Optimal mine pitwall profiles in jointed anisotropic rock masses

A new methodology based on the limit analysis upper bound method for the topological optimisation of slopes is presented, to determine geotechnically optimal slope profiles in anisotropic jointed rock masses. The methodology accounts for the effects of discontinuities such as joints, bedding planes, and tension cracks. We applied this methodology to the context of open pit mines, with the goal of achieving geotechnically optimal pitwall profiles. The optimal profiles maximise the Overall Slope Angle (OSA) while maintaining a prescribed Factor of Safety (FoS) and satisfying the geometric constraints imposed by benches and ramps. The method, implemented in the software OptimalSlope, utilises direction-dependent cohesion and internal friction angle parameters to replicate the effect of joints on slope stability. Key inputs include joint orientation, non-persistence, and probability of occurrence.

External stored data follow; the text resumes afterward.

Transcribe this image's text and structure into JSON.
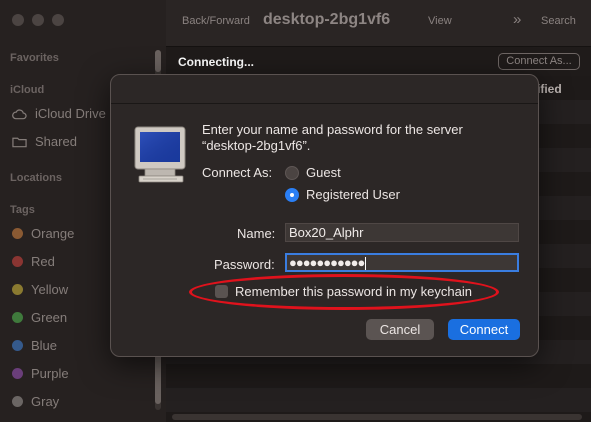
{
  "sidebar": {
    "favorites_label": "Favorites",
    "icloud_label": "iCloud",
    "icloud_items": [
      {
        "label": "iCloud Drive",
        "icon": "cloud-icon"
      },
      {
        "label": "Shared",
        "icon": "shared-folder-icon"
      }
    ],
    "locations_label": "Locations",
    "tags_label": "Tags",
    "tags": [
      {
        "label": "Orange",
        "color": "#8a5a33"
      },
      {
        "label": "Red",
        "color": "#8a3532"
      },
      {
        "label": "Yellow",
        "color": "#8a7a30"
      },
      {
        "label": "Green",
        "color": "#3f7a3c"
      },
      {
        "label": "Blue",
        "color": "#355a8c"
      },
      {
        "label": "Purple",
        "color": "#6a3e7a"
      },
      {
        "label": "Gray",
        "color": "#6b6664"
      }
    ]
  },
  "toolbar": {
    "back_forward": "Back/Forward",
    "title": "desktop-2bg1vf6",
    "view": "View",
    "search": "Search"
  },
  "status": {
    "connecting": "Connecting...",
    "connect_as_button": "Connect As...",
    "column_header_partial": "ified"
  },
  "dialog": {
    "message_line1": "Enter your name and password for the server",
    "message_line2": "“desktop-2bg1vf6”.",
    "connect_as_label": "Connect As:",
    "option_guest": "Guest",
    "option_registered": "Registered User",
    "selected_option": "Registered User",
    "name_label": "Name:",
    "name_value": "Box20_Alphr",
    "password_label": "Password:",
    "password_masked": "●●●●●●●●●●●",
    "remember_label": "Remember this password in my keychain",
    "remember_checked": false,
    "cancel_label": "Cancel",
    "connect_label": "Connect",
    "accent_color": "#1a6fe0",
    "highlight_color": "#e0121c"
  }
}
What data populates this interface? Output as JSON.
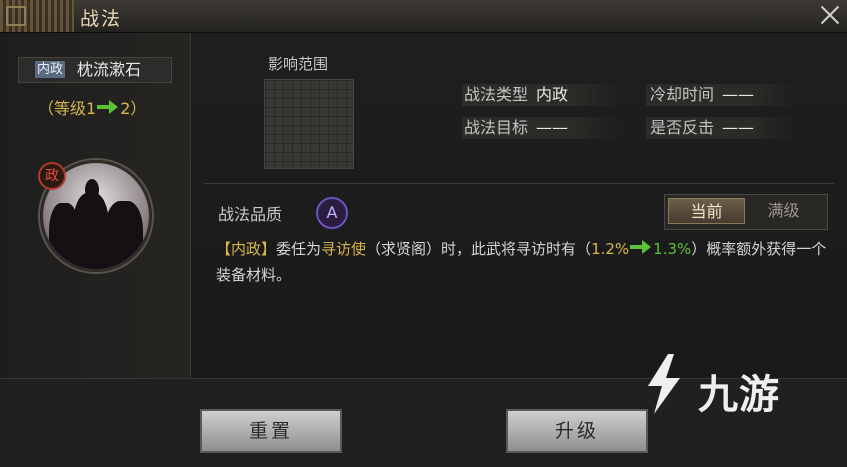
{
  "window": {
    "title": "战法"
  },
  "skill": {
    "type_tag": "内政",
    "name": "枕流漱石",
    "level": {
      "prefix": "（等级",
      "current": "1",
      "next": "2",
      "suffix": "）"
    },
    "portrait_badge": "政"
  },
  "range": {
    "label": "影响范围"
  },
  "stats": [
    {
      "key": "战法类型",
      "value": "内政"
    },
    {
      "key": "冷却时间",
      "value": "——"
    },
    {
      "key": "战法目标",
      "value": "——"
    },
    {
      "key": "是否反击",
      "value": "——"
    }
  ],
  "quality": {
    "label": "战法品质",
    "grade": "A"
  },
  "view_toggle": {
    "current": "当前",
    "max": "满级",
    "selected": "当前"
  },
  "description": {
    "tag": "【内政】",
    "p1": "委任为",
    "highlight": "寻访使",
    "p2": "（求贤阁）时，此武将寻访时有（",
    "rate_current": "1.2%",
    "rate_next": "1.3%",
    "p3": "）概率额外获得一个装备材料。"
  },
  "buttons": {
    "reset": "重置",
    "upgrade": "升级"
  },
  "watermark": {
    "text": "九游"
  },
  "colors": {
    "accent_gold": "#d7b64a",
    "upgrade_green": "#5bc236",
    "quality_purple": "#6b54c2",
    "tag_blue": "#5a6a80",
    "badge_red": "#b13a2a"
  }
}
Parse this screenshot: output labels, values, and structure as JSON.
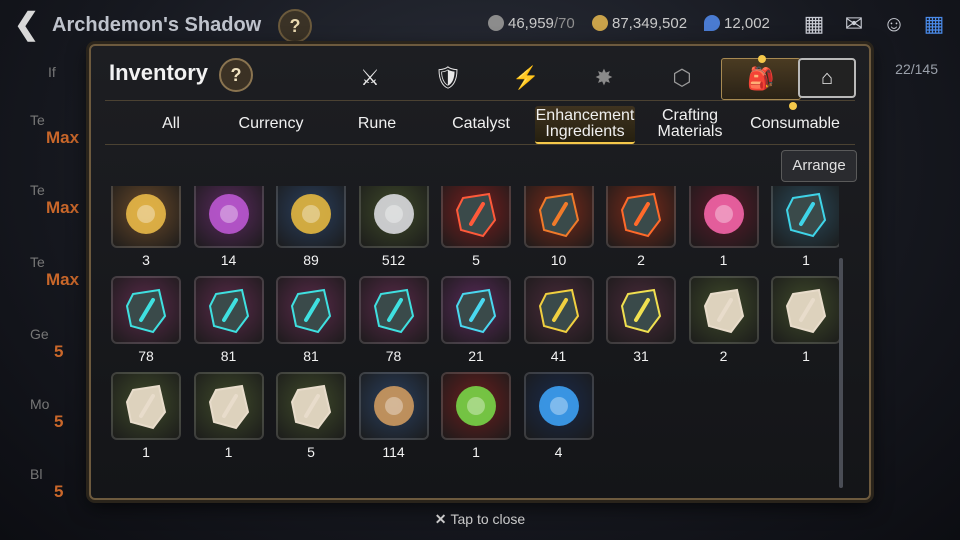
{
  "hud": {
    "back_glyph": "❮",
    "stage_title": "Archdemon's Shadow",
    "help_glyph": "?",
    "stamina": {
      "value": "46,959",
      "max": "/70",
      "color": "#8c8c8c"
    },
    "gold": {
      "value": "87,349,502",
      "color": "#c9a24a"
    },
    "skystone": {
      "value": "12,002",
      "color": "#4a7bd1"
    },
    "icons": [
      "shop-icon",
      "mail-icon",
      "chat-icon",
      "menu-grid-icon"
    ]
  },
  "background": {
    "rows": [
      {
        "label": "Te",
        "value": "Max"
      },
      {
        "label": "Te",
        "value": "Max"
      },
      {
        "label": "Te",
        "value": "Max"
      },
      {
        "label": "Ge",
        "value": "5"
      },
      {
        "label": "Mo",
        "value": "5"
      },
      {
        "label": "Bl",
        "value": "5"
      }
    ],
    "counter": "22/145",
    "partial_label": "If"
  },
  "modal": {
    "title": "Inventory",
    "help": "?",
    "category_tabs": [
      {
        "name": "equipment",
        "glyph": "⚔",
        "selected": false
      },
      {
        "name": "artifact",
        "glyph": "🛡",
        "selected": false
      },
      {
        "name": "catalyst",
        "glyph": "⚡",
        "selected": false
      },
      {
        "name": "special",
        "glyph": "✸",
        "selected": false
      },
      {
        "name": "box",
        "glyph": "⬡",
        "selected": false
      },
      {
        "name": "materials",
        "glyph": "🎒",
        "selected": true
      }
    ],
    "storage_glyph": "⌂",
    "filters": [
      {
        "label": "All",
        "selected": false
      },
      {
        "label": "Currency",
        "selected": false
      },
      {
        "label": "Rune",
        "selected": false
      },
      {
        "label": "Catalyst",
        "selected": false
      },
      {
        "label": "Enhancement Ingredients",
        "selected": true
      },
      {
        "label": "Crafting Materials",
        "selected": false
      },
      {
        "label": "Consumable",
        "selected": false
      }
    ],
    "arrange_label": "Arrange",
    "items": [
      {
        "count": "3",
        "bg": "#6b4a2a",
        "icon": "phantasma",
        "color": "#f2c14a"
      },
      {
        "count": "14",
        "bg": "#5a2a5e",
        "icon": "purple-flower",
        "color": "#c35adb"
      },
      {
        "count": "89",
        "bg": "#2a3f5e",
        "icon": "gold-flower",
        "color": "#f0c040"
      },
      {
        "count": "512",
        "bg": "#3f4a2a",
        "icon": "silver-flower",
        "color": "#e4e4ea"
      },
      {
        "count": "5",
        "bg": "#7a1f1f",
        "icon": "red-rune-hex",
        "color": "#ff5a3a"
      },
      {
        "count": "10",
        "bg": "#7a2a1a",
        "icon": "red-rune",
        "color": "#f07a2a"
      },
      {
        "count": "2",
        "bg": "#7a2a1a",
        "icon": "red-rune-small",
        "color": "#ff6a2a"
      },
      {
        "count": "1",
        "bg": "#5a1a2a",
        "icon": "pink-potion",
        "color": "#ff6ab0"
      },
      {
        "count": "1",
        "bg": "#2a4a5a",
        "icon": "blue-rune-stone",
        "color": "#3fd4e8"
      },
      {
        "count": "78",
        "bg": "#5a2a4a",
        "icon": "teal-rune",
        "color": "#3fe0e0"
      },
      {
        "count": "81",
        "bg": "#5a2a4a",
        "icon": "teal-rune-spiral",
        "color": "#3fe0e0"
      },
      {
        "count": "81",
        "bg": "#5a2a4a",
        "icon": "teal-rune-bolt",
        "color": "#3fe0e0"
      },
      {
        "count": "78",
        "bg": "#5a2a4a",
        "icon": "teal-rune-boot",
        "color": "#3fe0e0"
      },
      {
        "count": "21",
        "bg": "#5a2a5a",
        "icon": "teal-rune-hex",
        "color": "#4ad8f0"
      },
      {
        "count": "41",
        "bg": "#4a2a3a",
        "icon": "gold-rune-hammer",
        "color": "#f0d040"
      },
      {
        "count": "31",
        "bg": "#4a2a3a",
        "icon": "gold-rune-slash",
        "color": "#f0e050"
      },
      {
        "count": "2",
        "bg": "#3f4a2a",
        "icon": "stone-rune",
        "color": "#e8dccb"
      },
      {
        "count": "1",
        "bg": "#3f4a2a",
        "icon": "stone-rune-swirl",
        "color": "#e8dccb"
      },
      {
        "count": "1",
        "bg": "#3f4a2a",
        "icon": "stone-rune-glyph",
        "color": "#e8dccb"
      },
      {
        "count": "1",
        "bg": "#3f4a2a",
        "icon": "stone-rune-boot",
        "color": "#e8dccb"
      },
      {
        "count": "5",
        "bg": "#3f4a2a",
        "icon": "stone-rune-hex",
        "color": "#e8dccb"
      },
      {
        "count": "114",
        "bg": "#2a3f5e",
        "icon": "leaf-branch",
        "color": "#d8a060"
      },
      {
        "count": "1",
        "bg": "#6b1f1f",
        "icon": "green-orb",
        "color": "#7ae04a"
      },
      {
        "count": "4",
        "bg": "#1a2a4a",
        "icon": "blue-sigil",
        "color": "#3fa8ff"
      }
    ]
  },
  "footer": {
    "close_glyph": "✕",
    "label": "Tap to close"
  }
}
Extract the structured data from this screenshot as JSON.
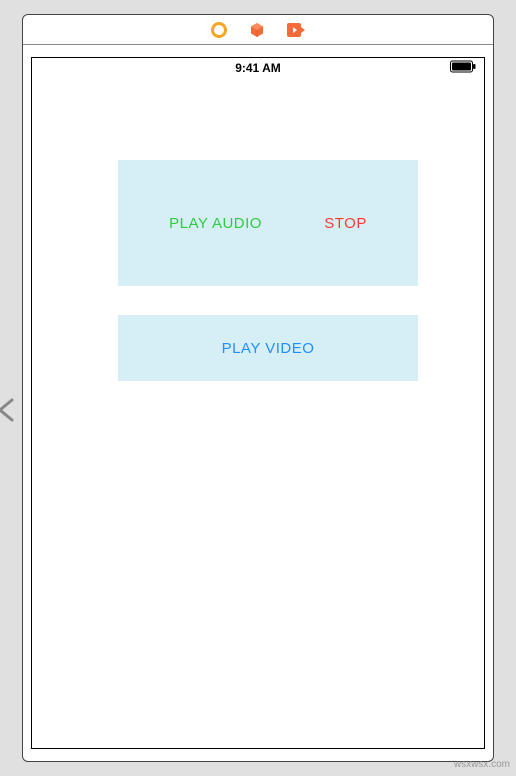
{
  "status_bar": {
    "time": "9:41 AM"
  },
  "panels": {
    "play_audio_label": "PLAY AUDIO",
    "stop_label": "STOP",
    "play_video_label": "PLAY VIDEO"
  },
  "watermark": "wsxwsx.com",
  "icons": {
    "circle": "record-icon",
    "cube": "object-icon",
    "embed": "embed-icon"
  }
}
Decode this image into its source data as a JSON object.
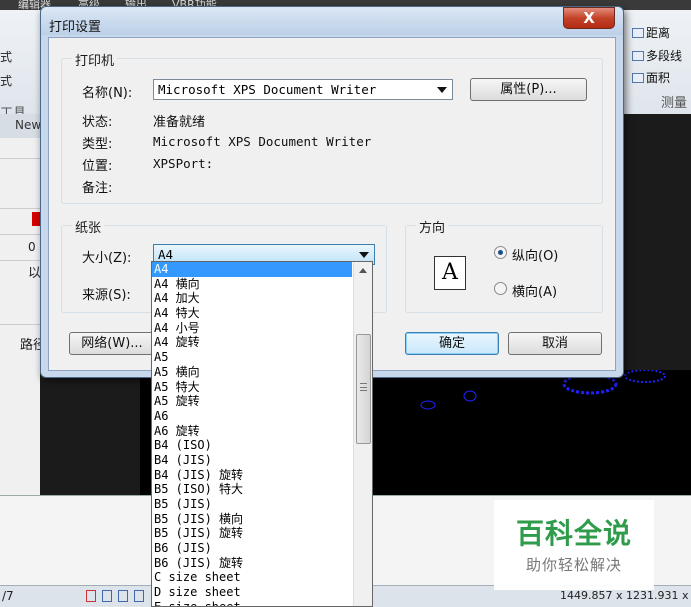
{
  "background": {
    "menu": [
      "编辑器",
      "高级",
      "输出",
      "VBR功能"
    ],
    "left_panel": {
      "items": [
        "式",
        "式"
      ],
      "tool_label": "工具",
      "new_tab": "New"
    },
    "right_tools": {
      "distance": "距离",
      "polyline": "多段线",
      "area": "面积",
      "measure": "测量"
    },
    "left_values": {
      "zero": "0",
      "yi": "以",
      "path": "路径"
    },
    "status": {
      "left": "/7",
      "coords": "1449.857 x 1231.931 x"
    }
  },
  "watermark": {
    "main": "百科全说",
    "sub": "助你轻松解决"
  },
  "dialog": {
    "title": "打印设置",
    "close_label": "X",
    "printer": {
      "group_title": "打印机",
      "name_label": "名称(N):",
      "name_value": "Microsoft XPS Document Writer",
      "properties_button": "属性(P)...",
      "status_label": "状态:",
      "status_value": "准备就绪",
      "type_label": "类型:",
      "type_value": "Microsoft XPS Document Writer",
      "location_label": "位置:",
      "location_value": "XPSPort:",
      "comment_label": "备注:",
      "comment_value": ""
    },
    "paper": {
      "group_title": "纸张",
      "size_label": "大小(Z):",
      "size_value": "A4",
      "source_label": "来源(S):"
    },
    "orientation": {
      "group_title": "方向",
      "icon_letter": "A",
      "portrait_label": "纵向(O)",
      "landscape_label": "横向(A)",
      "selected": "portrait"
    },
    "network_button": "网络(W)...",
    "ok_button": "确定",
    "cancel_button": "取消"
  },
  "dropdown": {
    "selected_index": 0,
    "items": [
      "A4",
      "A4 横向",
      "A4 加大",
      "A4 特大",
      "A4 小号",
      "A4 旋转",
      "A5",
      "A5 横向",
      "A5 特大",
      "A5 旋转",
      "A6",
      "A6 旋转",
      "B4 (ISO)",
      "B4 (JIS)",
      "B4 (JIS) 旋转",
      "B5 (ISO) 特大",
      "B5 (JIS)",
      "B5 (JIS) 横向",
      "B5 (JIS) 旋转",
      "B6 (JIS)",
      "B6 (JIS) 旋转",
      "C size sheet",
      "D size sheet",
      "E size sheet"
    ]
  },
  "colors": {
    "selection": "#3399ff",
    "close_button": "#c3432a",
    "watermark_green": "#2f9c4b"
  }
}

We tested the methodology on a Mexican open pit mine to be excavated into Cretaceous siltstone featuring eight different joint sets and a primary bedding plane. Optimal pitwall profiles were determined for various combinations of bedding dip angles (0 degrees, 15 degrees, 30 degrees, 45 degrees, 60 degrees, 75 degrees, 90 degrees) and mine pitwall orientations (hanging wall, footwall, side walls), considering the three-dimensional kinematics of the joints through anisotropic functions of cohesion and friction angle. Results indicate that the optimal pitwall profiles generally exhibit higher OSA compared to planar profiles with the same FoS, except in one bedding dip direction. Additionally, stability analyses performed using Rocscience Slide2 independently verified the FoS values of the optimal profiles.